I keep looking out my bedroom window.
My window is small and squeaky, above the old radiator that gives my room the best heat in the house come winter. If I lean over the radiator just far enough, I can see the mail truck in its usual spot across the street, outside the house with the in-ground pool and the group of laughing, splashing kids I’m jealous of.
I move downstairs when the mail truck door clangs into place and the carrier steps out. I flit between windows like a ghost, hoping my father stays in the living room, and my mom stays on the computer, hoping the package really is coming like the tracking information from the email said it would.
I listen for the sounds of the mailbox opening and closing, a metallic rattle like a cookie jar lid. I throw open the box, and there, nestled among bills, is a rectangular manila envelope, the kind with bubble wrap that doesn’t pop lining the inside. It’s as light as the bills, and I slip it under my shirt because I hear the couch springs creaking as my father gets up. I run upstairs before he can see me.
I tip the contents into my hand. The pin is smaller than it looked online, smaller against my pale palm than blown-up on my laptop screen next to the ruler the website included for scale. It’s cool and smooth, dark pink stripe on top, dusty purple in the middle, bright blue underneath.
No one knows I ordered it. No one even knows why I wanted to order it, why I wanted this little piece of who I am to hold in my hand instead of in my head and on my diary pages. A little self-reminder that this is me, this is who I am, even if I haven’t kissed anyone or dated anyone or told anyone.

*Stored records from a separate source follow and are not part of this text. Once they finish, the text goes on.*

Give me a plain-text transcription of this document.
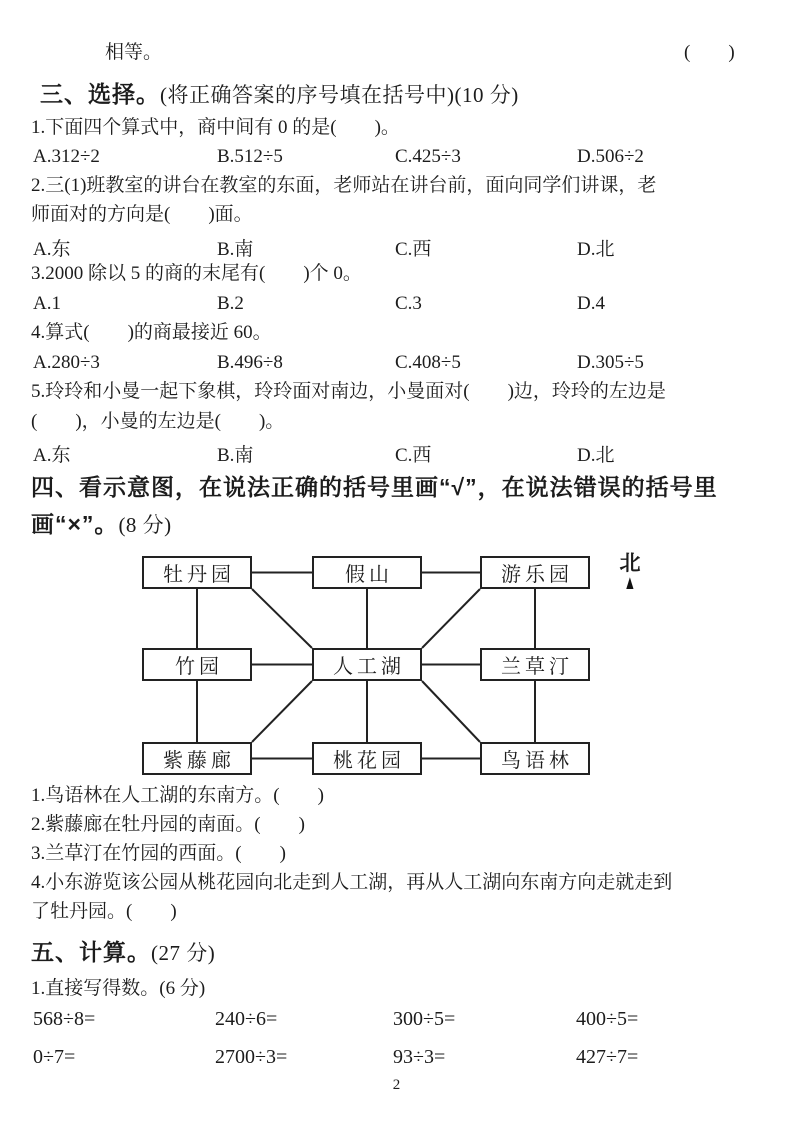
相等。	(　　)
三、选择。(将正确答案的序号填在括号中)(10 分)
1.下面四个算式中，商中间有 0 的是(　　)。
A.312÷2	B.512÷5	C.425÷3	D.506÷2
2.三(1)班教室的讲台在教室的东面，老师站在讲台前，面向同学们讲课，老
师面对的方向是(　　)面。
A.东	B.南	C.西	D.北
3.2000 除以 5 的商的末尾有(　　)个 0。
A.1	B.2	C.3	D.4
4.算式(　　)的商最接近 60。
A.280÷3	B.496÷8	C.408÷5	D.305÷5
5.玲玲和小曼一起下象棋，玲玲面对南边，小曼面对(　　)边，玲玲的左边是
(　　)，小曼的左边是(　　)。
A.东	B.南	C.西	D.北
四、看示意图，在说法正确的括号里画“√”，在说法错误的括号里
画“×”。(8 分)
牡丹园	假山	游乐园
竹园	人工湖	兰草汀
紫藤廊	桃花园	鸟语林
北
▲
1.鸟语林在人工湖的东南方。(　　)
2.紫藤廊在牡丹园的南面。(　　)
3.兰草汀在竹园的西面。(　　)
4.小东游览该公园从桃花园向北走到人工湖，再从人工湖向东南方向走就走到
了牡丹园。(　　)
五、计算。(27 分)
1.直接写得数。(6 分)
568÷8=	240÷6=	300÷5=	400÷5=
0÷7=	2700÷3=	93÷3=	427÷7=
2
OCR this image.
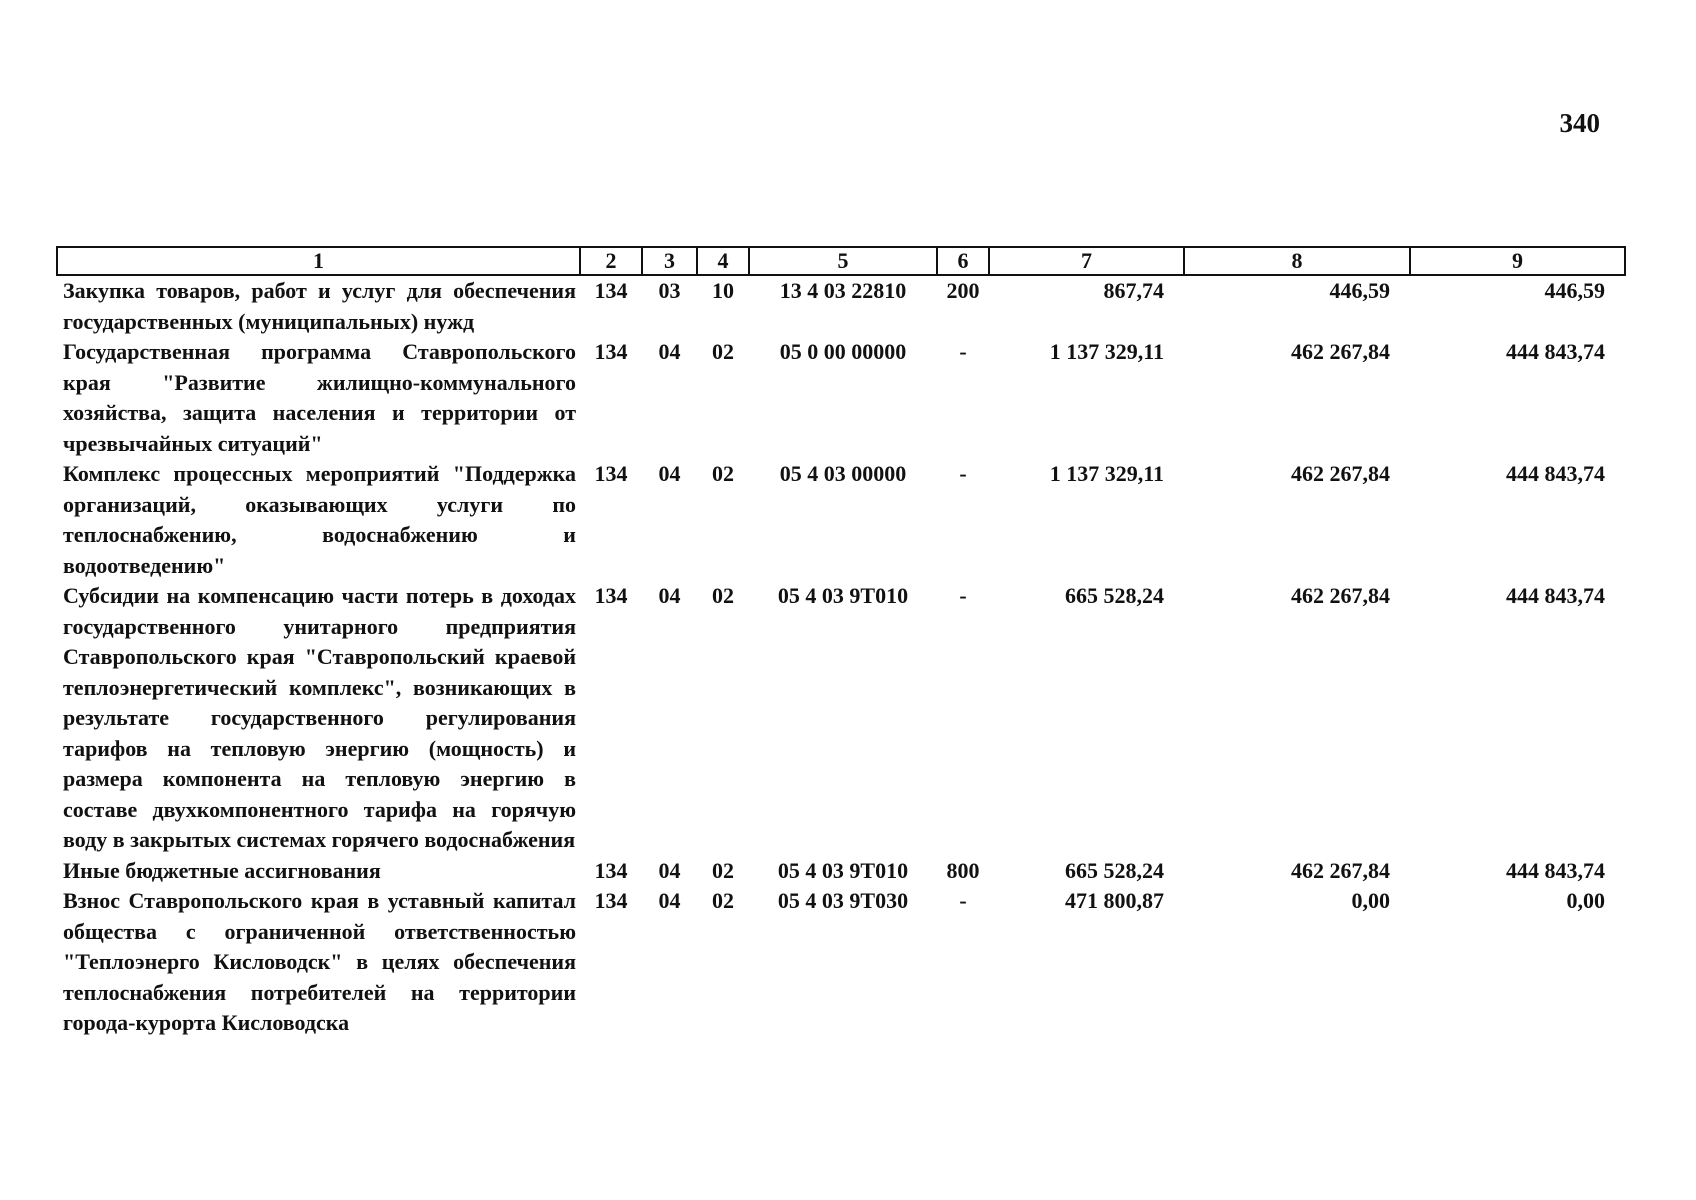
340
1	2	3	4	5	6	7	8	9
Закупка товаров, работ и услуг для обеспечения государственных (муниципальных) нужд	134	03	10	13 4 03 22810	200	867,74	446,59	446,59
Государственная программа Ставропольского края "Развитие жилищно-коммунального хозяйства, защита населения и территории от чрезвычайных ситуаций"	134	04	02	05 0 00 00000	-	1 137 329,11	462 267,84	444 843,74
Комплекс процессных мероприятий "Поддержка организаций, оказывающих услуги по теплоснабжению, водоснабжению и водоотведению"	134	04	02	05 4 03 00000	-	1 137 329,11	462 267,84	444 843,74
Субсидии на компенсацию части потерь в доходах государственного унитарного предприятия Ставропольского края "Ставропольский краевой теплоэнергетический комплекс", возникающих в результате государственного регулирования тарифов на тепловую энергию (мощность) и размера компонента на тепловую энергию в составе двухкомпонентного тарифа на горячую воду в закрытых системах горячего водоснабжения	134	04	02	05 4 03 9Т010	-	665 528,24	462 267,84	444 843,74
Иные бюджетные ассигнования	134	04	02	05 4 03 9Т010	800	665 528,24	462 267,84	444 843,74
Взнос Ставропольского края в уставный капитал общества с ограниченной ответственностью "Теплоэнерго Кисловодск" в целях обеспечения теплоснабжения потребителей на территории города-курорта Кисловодска	134	04	02	05 4 03 9Т030	-	471 800,87	0,00	0,00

A little self-reminder that I don’t need to do any of those things to be who I am.
I toss my jean jacket on my bed, my hands ghosting over the soft denim, trying to find a spot to stake my claim. I decide on the left pocket, next to my Freddie Mercury pin, underneath the little banner pin proclaiming Introvert, a birthday gift from an old coworker.
I pry the clasp loose and work the needle part through the fabric, turning and twisting until it goes through and the pin is arranged right over where my heart will be. I slip the needle back into place and curse at the sharp prick of pain. Enough to hurt, but not enough to bleed.
I let the jacket sit on my gray comforter and stare at it, imagining pushing my hair back so the pin is in clear view, sunlight reflecting off the stripes and blinding people. Will the girl looking at this pin now become the confident one I want to be when I wear it? Confident enough to challenge the people saying it’s all a phase, or that seventeen is too young to know who I am.
I know I won’t be able to wear it—won’t be able to be that girl—around here. In a small city like this, it’s likely no one will know what it means. My own family probably wouldn’t know, and neither would my friends at school. But they can guess, can pull out their phones and look it up, and somehow I want the entire world to know yet don’t want them to at the same time. Not the people in this world, at least. My little world where people—people like me—and their love for anyone but the expected are pushed down dirty high school stairs and pointed at and talked about in loud whispers. The pin will have to come off and stay buttoned safely inside the pocket, where its colors won’t reach this world.
When I go shopping in the bigger city an hour away, maybe, I can slip it out of the pocket and into the light like Clark Kent ripping off his glasses to become something more. Maybe there, I can walk around with it proudly and not care who sees.
And maybe, one day, I’ll be in an even bigger city, and the pin will be a beacon rather than a nail in a coffin. Maybe people will notice and smile, or maybe they’ll notice and not say anything at all because they accept who I love. Maybe the pin will be met by someone with their own pin, in the same colors as mine or different ones, the whole damn rainbow right over their heart.
I pat the pin and hang the jacket back up in my closet. Even with the door closed, I still hear it.
A tiny whisper of who I am, until I’m ready to let it be a shout.